Article

New Immunotherapy Approach Reverses T Cell Exhaustion

Study of cell exhaustion in immunotherapy-resistant tumors could significantly improve the benefits of cancer immunotherapy for patients with treatment resistant types of cancer.

Investigators have discovered an approach to reduce T cell exhaustion in immunotherapy-resistant tumors, according to a study published in Cell Reports. Blocking the activity of the protein P-selectin glycoprotein ligand-1 (PSGL-1), which promotes T cell exhaustion, can both slow exhaustion and allow the cell to return to normal functioning.

Image Credit: Adobe Stock - ibreakstock

Image Credit: Adobe Stock - ibreakstock


“Slowing or reversing T cell exhaustion is a huge focus in cancer research, and many researchers are working on different ways to accomplish this,” said first author Jennifer Hope, PhD, assistant professor, Drexel University, in a press release.

Cancer or chronic disease causes constant stress on cells in the immune system. As a result, immune system T cells shut down, becoming “exhausted.” Without active T cells, the body cannot fight cancer or kill tumor cells. This is why an overarching goal in immunotherapy research is reverse T cell exhaustion, supporting immune function and fighting cancer.

PSGL-1 is a protein found in most blood cells. Investigators first discovered that PSGL-1 facilitates T cell exhaustion when studying mice who were deficient in PSGL-1. In their most recent study, they used an antibody that actively targets and blocks PSGL-1 activity in mice with immunotherapy-resistant melanoma. Not only did the treatment slow exhaustion, but it also transformed the exhausted T cells into functioning T cells, which significantly reduced tumor growth.
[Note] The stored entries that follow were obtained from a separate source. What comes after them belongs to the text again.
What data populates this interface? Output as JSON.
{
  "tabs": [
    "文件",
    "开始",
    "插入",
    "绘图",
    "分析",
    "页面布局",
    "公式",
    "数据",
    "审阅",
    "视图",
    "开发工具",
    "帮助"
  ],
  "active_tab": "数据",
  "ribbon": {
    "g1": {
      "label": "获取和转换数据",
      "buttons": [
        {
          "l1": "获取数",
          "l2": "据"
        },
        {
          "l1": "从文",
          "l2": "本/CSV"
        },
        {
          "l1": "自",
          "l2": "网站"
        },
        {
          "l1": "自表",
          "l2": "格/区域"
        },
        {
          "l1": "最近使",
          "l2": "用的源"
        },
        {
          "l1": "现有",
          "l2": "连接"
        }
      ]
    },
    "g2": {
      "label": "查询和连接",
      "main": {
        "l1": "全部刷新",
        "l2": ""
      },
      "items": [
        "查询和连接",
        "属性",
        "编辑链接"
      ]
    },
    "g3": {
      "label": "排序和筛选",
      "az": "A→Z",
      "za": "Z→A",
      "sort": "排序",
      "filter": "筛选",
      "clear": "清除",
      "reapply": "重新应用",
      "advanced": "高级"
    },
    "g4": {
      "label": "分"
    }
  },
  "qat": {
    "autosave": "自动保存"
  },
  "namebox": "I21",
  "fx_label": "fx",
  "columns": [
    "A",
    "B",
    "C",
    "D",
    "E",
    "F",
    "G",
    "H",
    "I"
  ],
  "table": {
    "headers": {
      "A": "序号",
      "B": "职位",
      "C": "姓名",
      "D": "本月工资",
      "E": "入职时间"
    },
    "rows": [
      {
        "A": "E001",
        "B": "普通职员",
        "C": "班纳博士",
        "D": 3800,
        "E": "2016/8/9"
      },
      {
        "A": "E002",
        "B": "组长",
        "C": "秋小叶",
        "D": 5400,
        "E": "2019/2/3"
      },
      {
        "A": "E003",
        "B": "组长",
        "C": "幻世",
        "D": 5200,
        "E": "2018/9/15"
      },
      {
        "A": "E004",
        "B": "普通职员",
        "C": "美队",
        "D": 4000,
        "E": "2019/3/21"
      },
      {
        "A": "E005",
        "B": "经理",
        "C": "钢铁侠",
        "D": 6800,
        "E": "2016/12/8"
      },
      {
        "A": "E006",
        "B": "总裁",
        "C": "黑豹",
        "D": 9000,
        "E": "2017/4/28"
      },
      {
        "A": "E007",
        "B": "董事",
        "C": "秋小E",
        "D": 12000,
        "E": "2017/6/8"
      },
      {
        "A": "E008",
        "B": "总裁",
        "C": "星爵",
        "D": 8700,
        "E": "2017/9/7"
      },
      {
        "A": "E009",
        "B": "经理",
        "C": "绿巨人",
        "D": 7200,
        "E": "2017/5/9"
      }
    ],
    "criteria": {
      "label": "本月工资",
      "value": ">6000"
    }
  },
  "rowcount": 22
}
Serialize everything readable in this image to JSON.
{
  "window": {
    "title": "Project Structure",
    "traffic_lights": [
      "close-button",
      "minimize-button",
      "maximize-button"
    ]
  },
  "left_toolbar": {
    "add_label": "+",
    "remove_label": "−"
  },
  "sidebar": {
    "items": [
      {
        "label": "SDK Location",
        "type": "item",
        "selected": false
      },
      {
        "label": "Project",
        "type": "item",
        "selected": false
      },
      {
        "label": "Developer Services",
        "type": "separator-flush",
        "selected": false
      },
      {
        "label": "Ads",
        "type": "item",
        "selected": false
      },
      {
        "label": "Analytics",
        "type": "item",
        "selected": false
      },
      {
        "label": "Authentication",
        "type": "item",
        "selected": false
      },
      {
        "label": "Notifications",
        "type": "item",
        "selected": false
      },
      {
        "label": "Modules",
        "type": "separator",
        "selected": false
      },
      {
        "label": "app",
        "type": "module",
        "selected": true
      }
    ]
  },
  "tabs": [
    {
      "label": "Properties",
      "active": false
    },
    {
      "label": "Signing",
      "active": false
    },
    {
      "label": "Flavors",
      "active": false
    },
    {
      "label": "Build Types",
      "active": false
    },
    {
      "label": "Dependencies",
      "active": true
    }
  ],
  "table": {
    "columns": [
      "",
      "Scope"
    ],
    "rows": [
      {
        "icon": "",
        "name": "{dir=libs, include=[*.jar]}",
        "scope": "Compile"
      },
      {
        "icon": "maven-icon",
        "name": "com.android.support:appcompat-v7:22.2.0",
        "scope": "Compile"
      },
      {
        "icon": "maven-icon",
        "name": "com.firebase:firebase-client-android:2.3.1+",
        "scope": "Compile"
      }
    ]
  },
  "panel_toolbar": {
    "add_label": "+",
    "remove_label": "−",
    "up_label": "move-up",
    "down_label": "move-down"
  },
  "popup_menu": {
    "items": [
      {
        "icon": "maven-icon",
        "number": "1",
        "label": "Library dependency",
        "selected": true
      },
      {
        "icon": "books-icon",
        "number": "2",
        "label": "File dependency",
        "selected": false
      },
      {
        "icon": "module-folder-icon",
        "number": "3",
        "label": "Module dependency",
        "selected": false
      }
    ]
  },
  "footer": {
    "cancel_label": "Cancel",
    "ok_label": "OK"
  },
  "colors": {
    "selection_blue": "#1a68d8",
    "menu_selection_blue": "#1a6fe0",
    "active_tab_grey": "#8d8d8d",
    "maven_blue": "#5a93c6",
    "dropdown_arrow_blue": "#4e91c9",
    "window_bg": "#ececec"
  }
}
This therapeutic approach is so unique from other immunotherapies because it revives T cell function, Hope said in the press release. It also differs because it targets multiple aspects of the T cell exhaustion process.

Cancer can become resistant to treatment using only a single type of therapy, said senior author Linda Bradley, PhD, a professor in the Cancer Metabolism and Microenvironment Program at Sanford Burnham Prebys, in the press release. So, although it could be an effective treatment on its own, “it also has tremendous potential to work synergistically with existing therapies,” Burnham said. Thus, it could make for an especially beneficial treatment for patients with immunotherapy-resistant forms of cancer.

Recognizing that a PSGL-1- blocking antibody could have therapeutic potential across an array of cancer types, the team also studied it in mice with mesothelioma. While using an antibody or recombinant protein as immunotherapy is not clinically approved for humans, this research could usher in a new immunotherapy approach that works for treatment-resistant types of cancer.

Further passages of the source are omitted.